Buss used Safeway grocery store as another example to explain how learning more about our evolved sexual differences can help us inhibit unwanted behaviors. In the late ’90s, the supermarket chain started a policy that required its salespeople to greet customers with a smile and eye contact. While the company’s intent was to improve customer service, the unintended consequence was increased sexual harassment of female workers by male customers.
Buss said this was a classic case of “sexual over-perception bias.” His and others’ research has shown that men and women interpret the very same social acts in very different ways. What seemed like friendly smiles to the women, were taken as flirtatious overtures by the men, giving them permission to flirt back, sometimes to the point of sexual harassment. Conversely, women tend to feel more fearful and judge the same behaviors — like smiles — more negatively. A group of female workers finally sued and the policy was abandoned. If Safeway management had been more attuned to this evolved bias in men, Buss said, they could have predicted the effect the policy would have had.
Such policy implications were not always important to Buss. “Initially I was just interested in what makes people tick,” said Buss. “But now I’m more interested in using my research for positive change.”
Though his interest started with the why’s and how’s of mating, it soon led him down the path of jealousy, stalking and murder.
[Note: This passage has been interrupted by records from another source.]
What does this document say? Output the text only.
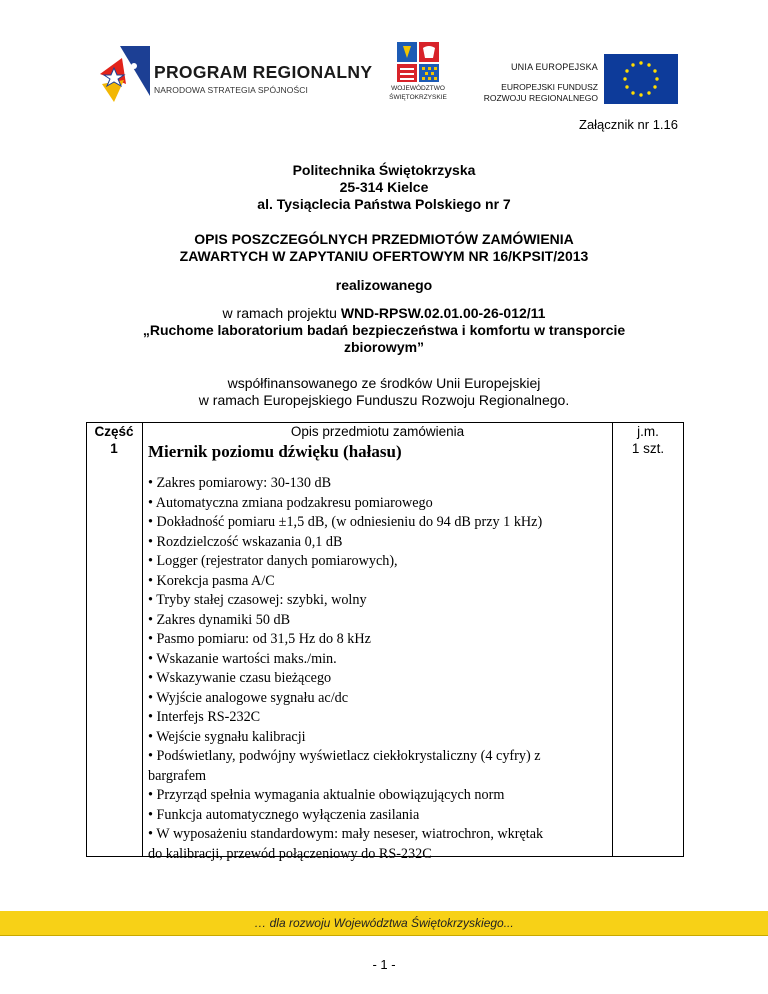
PROGRAM REGIONALNY
NARODOWA STRATEGIA SPÓJNOŚCI	WOJEWÓDZTWO
ŚWIĘTOKRZYSKIE
UNIA EUROPEJSKA
EUROPEJSKI FUNDUSZ
ROZWOJU REGIONALNEGO
Załącznik nr 1.16
Politechnika Świętokrzyska
25-314 Kielce
al. Tysiąclecia Państwa Polskiego nr 7
OPIS POSZCZEGÓLNYCH PRZEDMIOTÓW ZAMÓWIENIA
ZAWARTYCH W ZAPYTANIU OFERTOWYM NR 16/KPSIT/2013
realizowanego
w ramach projektu WND-RPSW.02.01.00-26-012/11
„Ruchome laboratorium badań bezpieczeństwa i komfortu w transporcie
zbiorowym”
współfinansowanego ze środków Unii Europejskiej
w ramach Europejskiego Funduszu Rozwoju Regionalnego.
Część
1
Opis przedmiotu zamówienia	j.m.
1 szt.
Miernik poziomu dźwięku (hałasu)
• Zakres pomiarowy: 30-130 dB
• Automatyczna zmiana podzakresu pomiarowego
• Dokładność pomiaru ±1,5 dB, (w odniesieniu do 94 dB przy 1 kHz)
• Rozdzielczość wskazania 0,1 dB
• Logger (rejestrator danych pomiarowych),
• Korekcja pasma A/C
• Tryby stałej czasowej: szybki, wolny
• Zakres dynamiki 50 dB
• Pasmo pomiaru: od 31,5 Hz do 8 kHz
• Wskazanie wartości maks./min.
• Wskazywanie czasu bieżącego
• Wyjście analogowe sygnału ac/dc
• Interfejs RS-232C
• Wejście sygnału kalibracji
• Podświetlany, podwójny wyświetlacz ciekłokrystaliczny (4 cyfry) z
bargrafem
• Przyrząd spełnia wymagania aktualnie obowiązujących norm
• Funkcja automatycznego wyłączenia zasilania
• W wyposażeniu standardowym: mały neseser, wiatrochron, wkrętak
do kalibracji, przewód połączeniowy do RS-232C
… dla rozwoju Województwa Świętokrzyskiego...
- 1 -
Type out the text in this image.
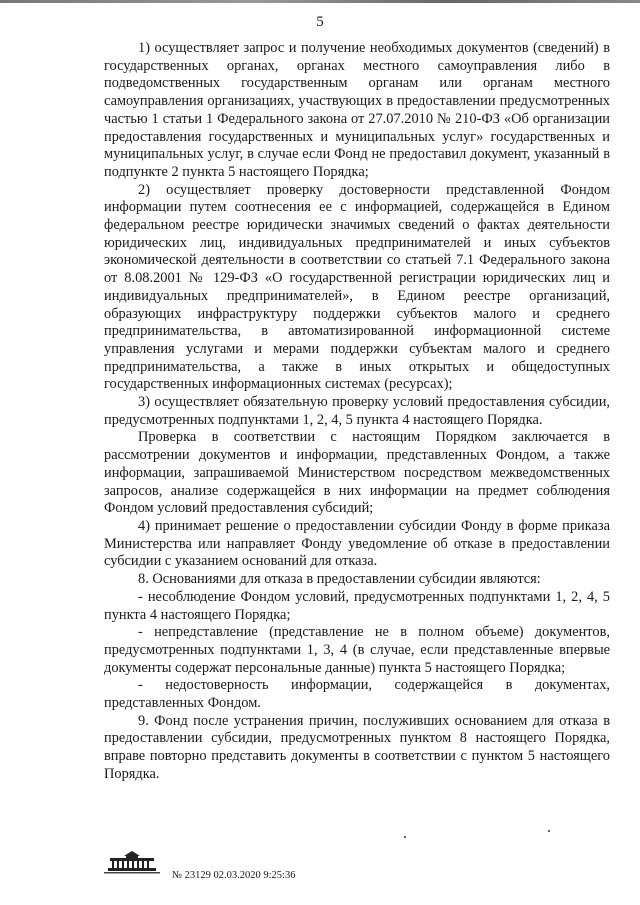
5

1) осуществляет запрос и получение необходимых документов (сведений) в государственных органах, органах местного самоуправления либо в подведомственных государственным органам или органам местного самоуправления организациях, участвующих в предоставлении предусмотренных частью 1 статьи 1 Федерального закона от 27.07.2010 № 210-ФЗ «Об организации предоставления государственных и муниципальных услуг» государственных и муниципальных услуг, в случае если Фонд не предоставил документ, указанный в подпункте 2 пункта 5 настоящего Порядка;

2) осуществляет проверку достоверности представленной Фондом информации путем соотнесения ее с информацией, содержащейся в Едином федеральном реестре юридически значимых сведений о фактах деятельности юридических лиц, индивидуальных предпринимателей и иных субъектов экономической деятельности в соответствии со статьей 7.1 Федерального закона от 8.08.2001 № 129-ФЗ «О государственной регистрации юридических лиц и индивидуальных предпринимателей», в Едином реестре организаций, образующих инфраструктуру поддержки субъектов малого и среднего предпринимательства, в автоматизированной информационной системе управления услугами и мерами поддержки субъектам малого и среднего предпринимательства, а также в иных открытых и общедоступных государственных информационных системах (ресурсах);

3) осуществляет обязательную проверку условий предоставления субсидии, предусмотренных подпунктами 1, 2, 4, 5 пункта 4 настоящего Порядка.

Проверка в соответствии с настоящим Порядком заключается в рассмотрении документов и информации, представленных Фондом, а также информации, запрашиваемой Министерством посредством межведомственных запросов, анализе содержащейся в них информации на предмет соблюдения Фондом условий предоставления субсидий;

4) принимает решение о предоставлении субсидии Фонду в форме приказа Министерства или направляет Фонду уведомление об отказе в предоставлении субсидии с указанием оснований для отказа.

8. Основаниями для отказа в предоставлении субсидии являются:

- несоблюдение Фондом условий, предусмотренных подпунктами 1, 2, 4, 5 пункта 4 настоящего Порядка;

- непредставление (представление не в полном объеме) документов, предусмотренных подпунктами 1, 3, 4 (в случае, если представленные впервые документы содержат персональные данные) пункта 5 настоящего Порядка;

- недостоверность информации, содержащейся в документах, представленных Фондом.

9. Фонд после устранения причин, послуживших основанием для отказа в предоставлении субсидии, предусмотренных пунктом 8 настоящего Порядка, вправе повторно представить документы в соответствии с пунктом 5 настоящего Порядка.

№ 23129 02.03.2020 9:25:36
As he got more interested in the criminal behaviors, however, he found that the consequences of his research touched the lives of people he knew.
Working on a college campus, where the American Society of Criminology estimates 25 percent of women are the victims of attempted or completed sexual assaults, it is hard to ignore the implications of his research on sexual victimization. Many of Buss’ female students have shared their stories of unwanted sexual attention, being stalked and raped.
In order to translate their findings into real-world interventions, Buss and Professor Joshua Duntley, a former student, used their research on common stalking triggers and patterns to create a Web site to help victims, http://stalkinghelp.org. Buss plans to launch a similar Web site to help victims, or potential victims, of sexual abuse.
Studying human’s capacity for murder, stalking and sexual obsession might create a cynical view of humanity, but Buss has a broader perspective. “We are a collection of behaviors,” Buss said. “Some are abhorrent and some are rosier.”
Buss believes that understanding the full spectrum of human behaviors, especially the darker ones, is essential to understanding the world.
“As you can probably tell, I’m not a fan of suppressing scientific truths,” Buss said. “Knowledge is almost always better than ignorance.”